“陛下,你昨晚上抓走了水公子,又要抓聂老头,今儿个又要抓我……陛下,下官就是爱说几句嘴,您不喜欢听就罢了,你放过我吧,您要非说这是罪,那您昨晚上为什么不说,您这不是纵着我说话等着拿我的罪名嘛……您千万别因为我这事又叫衙门给我父亲、哥哥罪上加罪……”耿业才是真正的记吃不记打,得意时他就猖狂,全然不计后果;失意时,他就惊慌失措,此时才想起来耿奇声等人还握在楚徊手心里呢,于是怕又连累父兄,忙涕泪满面地向楚徊扑去。
京畿卫小头目见耿业要抱楚徊大腿,便忠心耿耿地一脚将他踢开。
酒楼里众人心里个个讶异不已,一个个心想聂老头就该是聂老先生了,聂老先生一辈子两袖清风、爱民如子,怎落到被楚徊追捕的地步?

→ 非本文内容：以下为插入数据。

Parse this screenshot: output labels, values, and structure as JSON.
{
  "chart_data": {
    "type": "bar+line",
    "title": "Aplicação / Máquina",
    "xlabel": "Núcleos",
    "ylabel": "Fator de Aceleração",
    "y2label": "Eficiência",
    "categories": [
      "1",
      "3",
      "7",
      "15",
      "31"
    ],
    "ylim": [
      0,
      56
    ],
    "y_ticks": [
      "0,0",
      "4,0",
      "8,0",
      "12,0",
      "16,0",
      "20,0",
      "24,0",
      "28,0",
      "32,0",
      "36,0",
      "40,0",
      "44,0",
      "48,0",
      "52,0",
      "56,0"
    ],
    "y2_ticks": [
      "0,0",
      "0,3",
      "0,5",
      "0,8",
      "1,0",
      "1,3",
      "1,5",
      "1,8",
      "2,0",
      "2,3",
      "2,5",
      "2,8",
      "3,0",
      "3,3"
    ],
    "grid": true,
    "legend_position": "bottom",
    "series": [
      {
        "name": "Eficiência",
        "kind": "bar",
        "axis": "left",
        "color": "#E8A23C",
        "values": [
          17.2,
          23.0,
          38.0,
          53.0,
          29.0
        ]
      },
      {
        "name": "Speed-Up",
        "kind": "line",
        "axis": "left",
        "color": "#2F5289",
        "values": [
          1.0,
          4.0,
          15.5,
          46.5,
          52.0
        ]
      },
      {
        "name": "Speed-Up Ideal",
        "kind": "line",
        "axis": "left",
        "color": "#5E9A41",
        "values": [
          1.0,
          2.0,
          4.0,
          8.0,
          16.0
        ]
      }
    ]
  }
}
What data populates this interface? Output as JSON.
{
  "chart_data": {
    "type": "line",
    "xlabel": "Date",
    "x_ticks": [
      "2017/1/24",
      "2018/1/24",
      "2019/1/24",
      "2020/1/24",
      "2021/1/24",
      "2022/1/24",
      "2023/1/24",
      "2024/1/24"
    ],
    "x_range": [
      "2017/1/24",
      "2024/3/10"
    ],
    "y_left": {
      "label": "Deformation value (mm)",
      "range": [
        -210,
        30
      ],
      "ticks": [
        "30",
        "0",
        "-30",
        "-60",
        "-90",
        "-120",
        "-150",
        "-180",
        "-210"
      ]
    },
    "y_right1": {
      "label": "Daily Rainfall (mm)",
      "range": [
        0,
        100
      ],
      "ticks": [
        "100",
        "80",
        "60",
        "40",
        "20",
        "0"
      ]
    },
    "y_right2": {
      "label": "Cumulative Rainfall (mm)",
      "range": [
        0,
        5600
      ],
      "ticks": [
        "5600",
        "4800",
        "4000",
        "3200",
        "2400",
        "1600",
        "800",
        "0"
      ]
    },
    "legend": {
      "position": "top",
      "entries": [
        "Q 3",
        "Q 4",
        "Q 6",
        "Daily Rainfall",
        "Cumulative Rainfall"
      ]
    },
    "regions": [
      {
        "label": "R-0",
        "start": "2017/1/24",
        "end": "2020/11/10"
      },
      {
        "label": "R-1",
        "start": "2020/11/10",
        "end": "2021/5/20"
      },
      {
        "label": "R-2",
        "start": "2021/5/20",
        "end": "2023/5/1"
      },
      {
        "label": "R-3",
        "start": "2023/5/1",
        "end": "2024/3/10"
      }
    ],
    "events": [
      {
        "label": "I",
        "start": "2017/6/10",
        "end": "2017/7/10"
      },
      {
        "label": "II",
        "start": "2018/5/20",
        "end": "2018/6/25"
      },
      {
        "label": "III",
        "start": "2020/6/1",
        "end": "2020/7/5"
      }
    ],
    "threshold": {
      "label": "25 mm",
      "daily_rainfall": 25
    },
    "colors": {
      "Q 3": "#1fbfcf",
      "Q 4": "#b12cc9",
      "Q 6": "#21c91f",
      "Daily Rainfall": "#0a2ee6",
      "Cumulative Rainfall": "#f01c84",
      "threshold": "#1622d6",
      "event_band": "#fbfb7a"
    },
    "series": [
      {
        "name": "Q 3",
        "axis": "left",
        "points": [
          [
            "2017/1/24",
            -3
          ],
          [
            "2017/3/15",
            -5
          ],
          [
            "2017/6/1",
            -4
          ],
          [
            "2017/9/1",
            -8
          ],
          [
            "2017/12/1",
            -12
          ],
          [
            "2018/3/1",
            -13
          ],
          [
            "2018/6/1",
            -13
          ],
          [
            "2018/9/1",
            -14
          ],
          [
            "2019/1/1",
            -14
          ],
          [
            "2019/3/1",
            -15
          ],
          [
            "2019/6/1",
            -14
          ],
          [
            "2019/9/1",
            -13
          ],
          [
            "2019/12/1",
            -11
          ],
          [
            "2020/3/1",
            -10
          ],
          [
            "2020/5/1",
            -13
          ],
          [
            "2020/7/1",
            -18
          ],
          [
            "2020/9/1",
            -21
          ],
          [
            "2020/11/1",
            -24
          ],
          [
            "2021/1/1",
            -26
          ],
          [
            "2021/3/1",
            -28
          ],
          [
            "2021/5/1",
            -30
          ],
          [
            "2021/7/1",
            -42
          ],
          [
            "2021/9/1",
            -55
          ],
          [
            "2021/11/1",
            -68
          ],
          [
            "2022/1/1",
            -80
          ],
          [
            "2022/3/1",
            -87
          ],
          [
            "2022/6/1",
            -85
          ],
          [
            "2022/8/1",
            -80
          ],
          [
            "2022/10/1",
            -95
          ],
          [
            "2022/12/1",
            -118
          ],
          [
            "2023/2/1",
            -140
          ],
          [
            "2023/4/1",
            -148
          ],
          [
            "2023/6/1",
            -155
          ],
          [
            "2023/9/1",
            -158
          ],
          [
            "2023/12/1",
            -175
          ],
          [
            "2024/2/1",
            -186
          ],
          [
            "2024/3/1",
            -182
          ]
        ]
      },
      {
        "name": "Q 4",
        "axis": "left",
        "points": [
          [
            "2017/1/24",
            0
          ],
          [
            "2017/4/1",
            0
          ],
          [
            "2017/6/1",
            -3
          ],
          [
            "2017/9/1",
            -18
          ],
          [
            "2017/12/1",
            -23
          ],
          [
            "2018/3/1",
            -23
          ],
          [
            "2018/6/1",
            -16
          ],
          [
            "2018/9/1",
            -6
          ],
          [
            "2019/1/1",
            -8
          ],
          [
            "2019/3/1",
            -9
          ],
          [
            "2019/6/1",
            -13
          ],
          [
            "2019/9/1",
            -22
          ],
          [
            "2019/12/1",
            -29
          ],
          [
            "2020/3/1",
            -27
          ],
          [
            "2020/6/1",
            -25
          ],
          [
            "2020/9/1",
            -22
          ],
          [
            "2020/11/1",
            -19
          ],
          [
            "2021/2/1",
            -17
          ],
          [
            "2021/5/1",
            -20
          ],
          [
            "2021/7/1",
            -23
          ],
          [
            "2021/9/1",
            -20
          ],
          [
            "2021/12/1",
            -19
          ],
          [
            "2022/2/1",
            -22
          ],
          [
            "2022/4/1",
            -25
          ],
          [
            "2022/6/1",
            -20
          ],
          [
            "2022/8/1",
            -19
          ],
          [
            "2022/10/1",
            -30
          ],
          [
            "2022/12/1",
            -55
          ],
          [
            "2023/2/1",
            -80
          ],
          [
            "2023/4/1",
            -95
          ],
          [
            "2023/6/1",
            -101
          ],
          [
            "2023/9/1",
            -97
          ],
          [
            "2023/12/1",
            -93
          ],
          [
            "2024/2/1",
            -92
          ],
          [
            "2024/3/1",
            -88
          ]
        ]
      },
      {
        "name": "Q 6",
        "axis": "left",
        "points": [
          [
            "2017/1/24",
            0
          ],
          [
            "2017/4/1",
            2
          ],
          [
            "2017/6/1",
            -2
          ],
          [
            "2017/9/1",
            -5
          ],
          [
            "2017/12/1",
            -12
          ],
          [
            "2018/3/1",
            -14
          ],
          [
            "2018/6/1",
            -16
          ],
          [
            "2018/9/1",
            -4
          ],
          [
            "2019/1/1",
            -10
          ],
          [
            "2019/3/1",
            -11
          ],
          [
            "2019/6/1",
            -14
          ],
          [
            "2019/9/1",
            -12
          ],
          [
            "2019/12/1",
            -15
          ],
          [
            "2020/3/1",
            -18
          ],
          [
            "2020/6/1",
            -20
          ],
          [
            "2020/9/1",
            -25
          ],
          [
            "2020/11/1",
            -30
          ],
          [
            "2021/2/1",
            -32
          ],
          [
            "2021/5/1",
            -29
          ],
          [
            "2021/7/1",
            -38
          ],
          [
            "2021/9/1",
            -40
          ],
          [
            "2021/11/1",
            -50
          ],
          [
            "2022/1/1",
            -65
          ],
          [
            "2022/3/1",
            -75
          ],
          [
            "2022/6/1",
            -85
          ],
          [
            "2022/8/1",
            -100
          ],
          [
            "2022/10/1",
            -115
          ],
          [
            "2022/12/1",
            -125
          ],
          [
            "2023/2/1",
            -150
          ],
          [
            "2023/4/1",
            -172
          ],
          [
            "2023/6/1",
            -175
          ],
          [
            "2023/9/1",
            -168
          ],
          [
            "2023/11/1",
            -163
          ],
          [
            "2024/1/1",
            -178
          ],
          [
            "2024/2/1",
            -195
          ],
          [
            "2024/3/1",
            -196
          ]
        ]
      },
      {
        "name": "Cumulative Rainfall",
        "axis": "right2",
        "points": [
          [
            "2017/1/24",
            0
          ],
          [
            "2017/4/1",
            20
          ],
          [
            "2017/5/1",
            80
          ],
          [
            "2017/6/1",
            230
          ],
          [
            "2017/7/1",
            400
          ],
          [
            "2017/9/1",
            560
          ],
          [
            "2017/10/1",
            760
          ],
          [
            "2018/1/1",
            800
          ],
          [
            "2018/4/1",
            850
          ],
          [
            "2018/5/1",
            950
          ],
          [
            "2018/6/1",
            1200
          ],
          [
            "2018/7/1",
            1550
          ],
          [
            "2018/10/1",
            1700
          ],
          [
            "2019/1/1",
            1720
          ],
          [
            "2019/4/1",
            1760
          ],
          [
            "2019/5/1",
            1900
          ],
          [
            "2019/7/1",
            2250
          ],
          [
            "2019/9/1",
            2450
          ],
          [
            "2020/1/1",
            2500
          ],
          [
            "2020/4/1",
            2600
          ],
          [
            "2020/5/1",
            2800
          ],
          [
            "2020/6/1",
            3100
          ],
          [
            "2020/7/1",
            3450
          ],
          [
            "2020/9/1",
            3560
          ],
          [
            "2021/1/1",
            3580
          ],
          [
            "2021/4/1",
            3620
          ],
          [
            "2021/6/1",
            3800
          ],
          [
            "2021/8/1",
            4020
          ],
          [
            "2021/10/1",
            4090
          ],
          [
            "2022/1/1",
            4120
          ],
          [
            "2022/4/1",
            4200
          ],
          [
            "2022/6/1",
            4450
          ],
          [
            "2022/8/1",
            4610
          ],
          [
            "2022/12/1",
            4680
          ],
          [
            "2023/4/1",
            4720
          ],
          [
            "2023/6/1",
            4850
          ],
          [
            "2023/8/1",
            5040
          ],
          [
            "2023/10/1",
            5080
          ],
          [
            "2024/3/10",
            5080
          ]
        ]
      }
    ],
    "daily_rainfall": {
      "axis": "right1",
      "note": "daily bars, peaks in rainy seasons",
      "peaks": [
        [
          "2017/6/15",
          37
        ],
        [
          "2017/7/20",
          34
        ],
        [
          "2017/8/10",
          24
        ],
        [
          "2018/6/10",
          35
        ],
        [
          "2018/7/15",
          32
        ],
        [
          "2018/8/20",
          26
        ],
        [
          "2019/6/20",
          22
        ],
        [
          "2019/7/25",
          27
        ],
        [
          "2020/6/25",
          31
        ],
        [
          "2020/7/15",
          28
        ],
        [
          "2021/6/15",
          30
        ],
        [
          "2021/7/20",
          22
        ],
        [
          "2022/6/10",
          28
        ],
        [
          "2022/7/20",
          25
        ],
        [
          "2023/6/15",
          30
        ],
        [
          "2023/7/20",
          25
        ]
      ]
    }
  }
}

酒楼外,因楚律跪着,没压住筐子上的竹匾,聂老头自己个从筐子里钻出来了。
只见他老泪纵横,深情甚是凄怆,再加上缩得久了,发丝凌乱,步伐紊乱,踉踉跄跄地就向外走。
楚律心道不好,立时弃了这竹筐,慢慢地向外挪去,待挪开了这一堆人,又见有何家人接应,便随着何家人去了。
却说聂老头一把年纪,又跌跌撞撞地向前走,不言不语,只那神情便先叫围观的一干人等看得心酸。
聂老头一步步走进酒楼里,待看见楚徊,便砰地一声跪下,仰天哀声道:“先帝呀先帝!你泉下有知,可会料到有一日,咱们辛辛苦苦打下来的江山上,也有一日会不许百姓说话!”
楚徊不料聂老头会露面,当即面沉如水,心想聂老头竟然也学会了恶人先告状。
“陛下,昨日之事,与水家公子无关,还请陛下放了水家公子,老夫一人做事一人当,即便陛下要株连老夫九族,也请陛下放过水公子。”聂老头嘶声叫道,又给楚徊磕了两个头。
耿业见聂老头出来了,忙忍着疼跪到聂老头身边。
聂老头此时只将楚徊当成了大兴文字狱的暴君,于是再不管自己说出来的话厚道不厚道了,哀声说道:“不就是一篇文章嘛,陛下不许人写文章,就请陛下下了圣旨。历朝历代借着几个字给人定罪的多了去了,老夫记不住先人的教训,不该两岁启蒙,八岁熟读四书五经……若有来生,老夫情愿一字不识!做个不通文理的山野村夫!”说完,便又是重重一拜。
楚徊心里一震,暗道好个近墨者黑的聂老头,竟然栽赃他要大兴文字狱,于是便笑道:“聂老,说朕抓走了水几因,你有何证据?朕又何时要抓你了?”
“……那昨晚上随着陛下出了这街东酒楼,然后再无下落的水公子呢?不知他可遭了大刑伺候了没有?陛下说没抓,怎知道水公子的全名?”聂老头有些哆哆嗦嗦地问。
“自然是没有!”楚徊肯定地说道,然后走上前去,亲自扶起聂老头,“请聂老随朕入宫说话……”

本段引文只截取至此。